Density of states = V_k / V_states in 3-dimension. Here the problem is in 1-dimension. So density of states will be ratio of lengths,
Density of states (1D)= K_F / (2π/a) ×2 = 1/3
2 is for electron degeneracy accounting spins and length in 1D K-space is from -π/a to +π/a (as given in the problem |ka|≤π).
Hence, K_F a = π/3. This gives Fermi energy, ε_{(kF )} = ε₀ / 4 .

 

[Fred Wright]

Another approach is to look for $k_F$. If the number of electrons per atom in the conduction band is 1/3, then this implies a hole in the reciprocal lattice every third site at 0 Kelvin.
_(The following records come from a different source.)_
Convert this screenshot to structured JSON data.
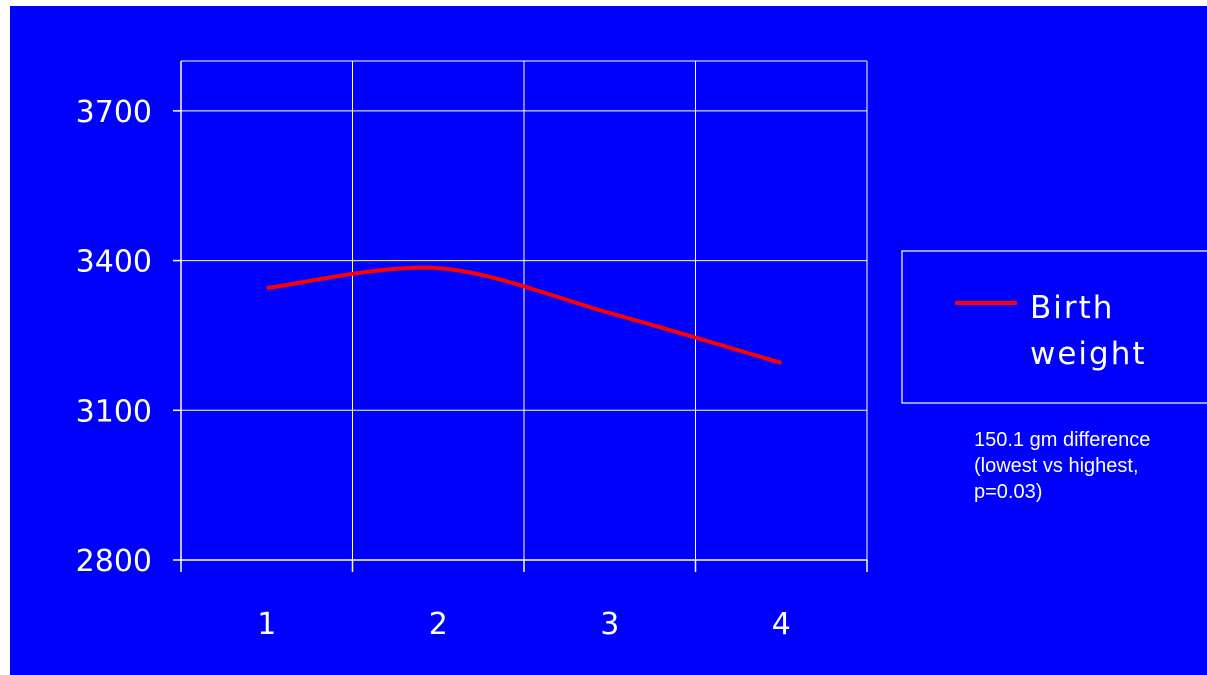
{
  "chart_data": {
    "type": "line",
    "categories": [
      "1",
      "2",
      "3",
      "4"
    ],
    "series": [
      {
        "name": "Birth weight",
        "name_lines": [
          "Birth",
          "weight"
        ],
        "values": [
          3345,
          3385,
          3295,
          3195
        ],
        "color": "#ff0000"
      }
    ],
    "ylim": [
      2800,
      3800
    ],
    "yticks": [
      2800,
      3100,
      3400,
      3700
    ],
    "grid": true,
    "legend_position": "right",
    "annotation_lines": [
      "150.1 gm difference",
      "(lowest vs highest,",
      "p=0.03)"
    ],
    "colors": {
      "background": "#0000ff",
      "grid": "#ffffff",
      "text": "#ffffff",
      "line": "#ff0000"
    }
  }
}
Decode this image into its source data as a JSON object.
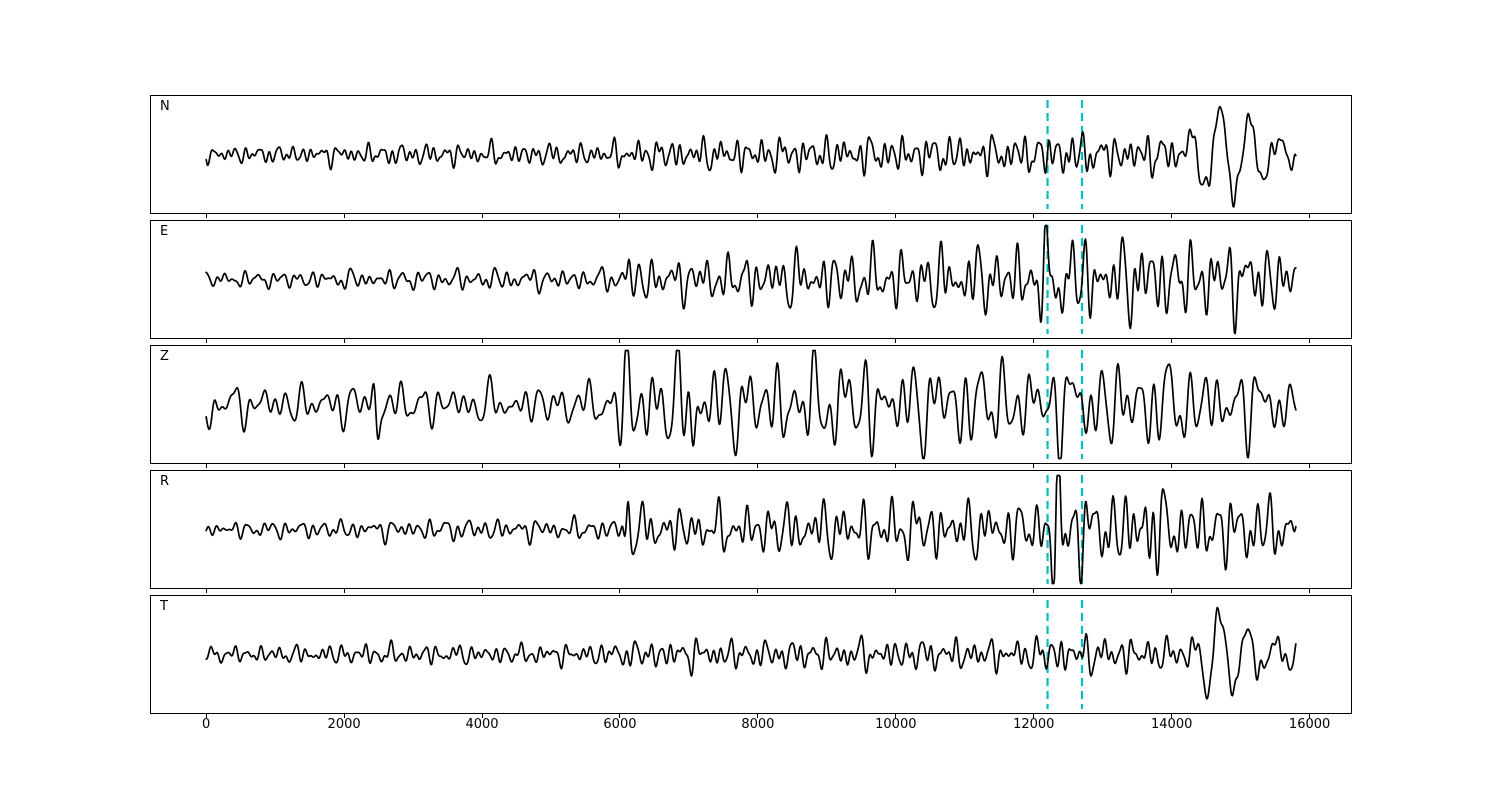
{
  "figure": {
    "background": "#ffffff",
    "trace_color": "#000000",
    "border_color": "#000000"
  },
  "chart_data": {
    "type": "line",
    "title": "",
    "xlabel": "",
    "ylabel": "",
    "grid": false,
    "legend": "none",
    "xlim": [
      -800,
      16600
    ],
    "x_start": 0,
    "x_end": 15800,
    "xticks": [
      0,
      2000,
      4000,
      6000,
      8000,
      10000,
      12000,
      14000,
      16000
    ],
    "xtick_labels": [
      "0",
      "2000",
      "4000",
      "6000",
      "8000",
      "10000",
      "12000",
      "14000",
      "16000"
    ],
    "trace_color": "#000000",
    "pick_lines": {
      "x": [
        12200,
        12700
      ],
      "color": "#00bfbf",
      "style": "dashed",
      "width": 2.2
    },
    "panels": [
      {
        "label": "N",
        "seed": 11,
        "period_scale": 0.85,
        "envelope": [
          [
            0,
            5
          ],
          [
            1500,
            6
          ],
          [
            3000,
            7
          ],
          [
            5600,
            7
          ],
          [
            6100,
            9
          ],
          [
            7000,
            10
          ],
          [
            8500,
            11
          ],
          [
            10000,
            12
          ],
          [
            11500,
            12
          ],
          [
            12150,
            13
          ],
          [
            12450,
            15
          ],
          [
            13000,
            12
          ],
          [
            13800,
            13
          ],
          [
            14200,
            9
          ],
          [
            14800,
            8
          ],
          [
            15800,
            7
          ]
        ],
        "lf": {
          "period": 430,
          "envelope": [
            [
              14100,
              0
            ],
            [
              14400,
              30
            ],
            [
              14650,
              48
            ],
            [
              15000,
              38
            ],
            [
              15300,
              24
            ],
            [
              15600,
              13
            ],
            [
              15800,
              9
            ]
          ]
        },
        "spikes": []
      },
      {
        "label": "E",
        "seed": 22,
        "period_scale": 1.0,
        "envelope": [
          [
            0,
            5
          ],
          [
            2000,
            6
          ],
          [
            4000,
            7
          ],
          [
            5700,
            7
          ],
          [
            6000,
            8
          ],
          [
            6100,
            26
          ],
          [
            6250,
            13
          ],
          [
            6900,
            14
          ],
          [
            7800,
            16
          ],
          [
            8800,
            18
          ],
          [
            9800,
            19
          ],
          [
            10900,
            21
          ],
          [
            11900,
            22
          ],
          [
            12250,
            36
          ],
          [
            12500,
            40
          ],
          [
            12750,
            26
          ],
          [
            13200,
            23
          ],
          [
            13600,
            31
          ],
          [
            13900,
            23
          ],
          [
            14500,
            25
          ],
          [
            15100,
            25
          ],
          [
            15500,
            21
          ],
          [
            15800,
            17
          ]
        ],
        "lf": {
          "period": 0,
          "envelope": []
        },
        "spikes": [
          {
            "x": 6120,
            "a": 26,
            "w": 80,
            "p": 130
          },
          {
            "x": 12400,
            "a": 30,
            "w": 120,
            "p": 150
          }
        ]
      },
      {
        "label": "Z",
        "seed": 33,
        "period_scale": 1.3,
        "envelope": [
          [
            0,
            12
          ],
          [
            800,
            13
          ],
          [
            1600,
            13
          ],
          [
            2350,
            14
          ],
          [
            2480,
            20
          ],
          [
            2650,
            14
          ],
          [
            3600,
            13
          ],
          [
            5000,
            13
          ],
          [
            5800,
            14
          ],
          [
            6050,
            36
          ],
          [
            6300,
            30
          ],
          [
            7000,
            32
          ],
          [
            7800,
            26
          ],
          [
            8700,
            30
          ],
          [
            9400,
            32
          ],
          [
            10300,
            28
          ],
          [
            11100,
            30
          ],
          [
            11900,
            26
          ],
          [
            12400,
            30
          ],
          [
            12900,
            28
          ],
          [
            13600,
            30
          ],
          [
            14300,
            26
          ],
          [
            15100,
            25
          ],
          [
            15800,
            20
          ]
        ],
        "lf": {
          "period": 0,
          "envelope": []
        },
        "spikes": [
          {
            "x": 70,
            "a": -24,
            "w": 70,
            "p": 260
          },
          {
            "x": 2480,
            "a": -22,
            "w": 60,
            "p": 160
          },
          {
            "x": 6120,
            "a": 24,
            "w": 90,
            "p": 170
          },
          {
            "x": 7060,
            "a": -28,
            "w": 70,
            "p": 200
          }
        ]
      },
      {
        "label": "R",
        "seed": 44,
        "period_scale": 1.0,
        "envelope": [
          [
            0,
            5
          ],
          [
            1800,
            6
          ],
          [
            3500,
            7
          ],
          [
            5700,
            7
          ],
          [
            6000,
            8
          ],
          [
            6090,
            30
          ],
          [
            6220,
            15
          ],
          [
            6900,
            14
          ],
          [
            8000,
            16
          ],
          [
            9100,
            18
          ],
          [
            10100,
            19
          ],
          [
            11100,
            18
          ],
          [
            12050,
            18
          ],
          [
            12280,
            42
          ],
          [
            12480,
            46
          ],
          [
            12720,
            26
          ],
          [
            13200,
            22
          ],
          [
            13620,
            32
          ],
          [
            13950,
            22
          ],
          [
            14700,
            22
          ],
          [
            15300,
            22
          ],
          [
            15800,
            17
          ]
        ],
        "lf": {
          "period": 0,
          "envelope": []
        },
        "spikes": [
          {
            "x": 6110,
            "a": 30,
            "w": 70,
            "p": 120
          },
          {
            "x": 12370,
            "a": 36,
            "w": 110,
            "p": 140
          },
          {
            "x": 13620,
            "a": 22,
            "w": 80,
            "p": 150
          }
        ]
      },
      {
        "label": "T",
        "seed": 55,
        "period_scale": 0.9,
        "envelope": [
          [
            0,
            5
          ],
          [
            1800,
            6
          ],
          [
            2400,
            7
          ],
          [
            4000,
            6
          ],
          [
            5700,
            7
          ],
          [
            6300,
            9
          ],
          [
            7100,
            10
          ],
          [
            8000,
            9
          ],
          [
            9200,
            10
          ],
          [
            10600,
            10
          ],
          [
            11900,
            10
          ],
          [
            12300,
            13
          ],
          [
            12700,
            12
          ],
          [
            13500,
            11
          ],
          [
            14100,
            10
          ],
          [
            14500,
            8
          ],
          [
            14900,
            7
          ],
          [
            15500,
            9
          ],
          [
            15800,
            8
          ]
        ],
        "lf": {
          "period": 400,
          "envelope": [
            [
              14250,
              0
            ],
            [
              14550,
              42
            ],
            [
              14800,
              46
            ],
            [
              15050,
              28
            ],
            [
              15350,
              22
            ],
            [
              15600,
              12
            ],
            [
              15800,
              8
            ]
          ]
        },
        "spikes": []
      }
    ]
  }
}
The Fermi momentum is associated with the shortest wave length commiserate with the periodicity of the hole distribution in the lattice.
$k_F = \frac {2\pi} {\lambda_F} = \frac {2\pi} {3a}$
$\epsilon_F = 2\epsilon_0[sin^2(\frac {k_Fa} {2}) - \frac {1} {6}sin^2(k_Fa)] = 2\epsilon_0[ \frac {1} {4} - \frac {1} {6}\frac {3} {4}] = \frac {\epsilon_0} {4}$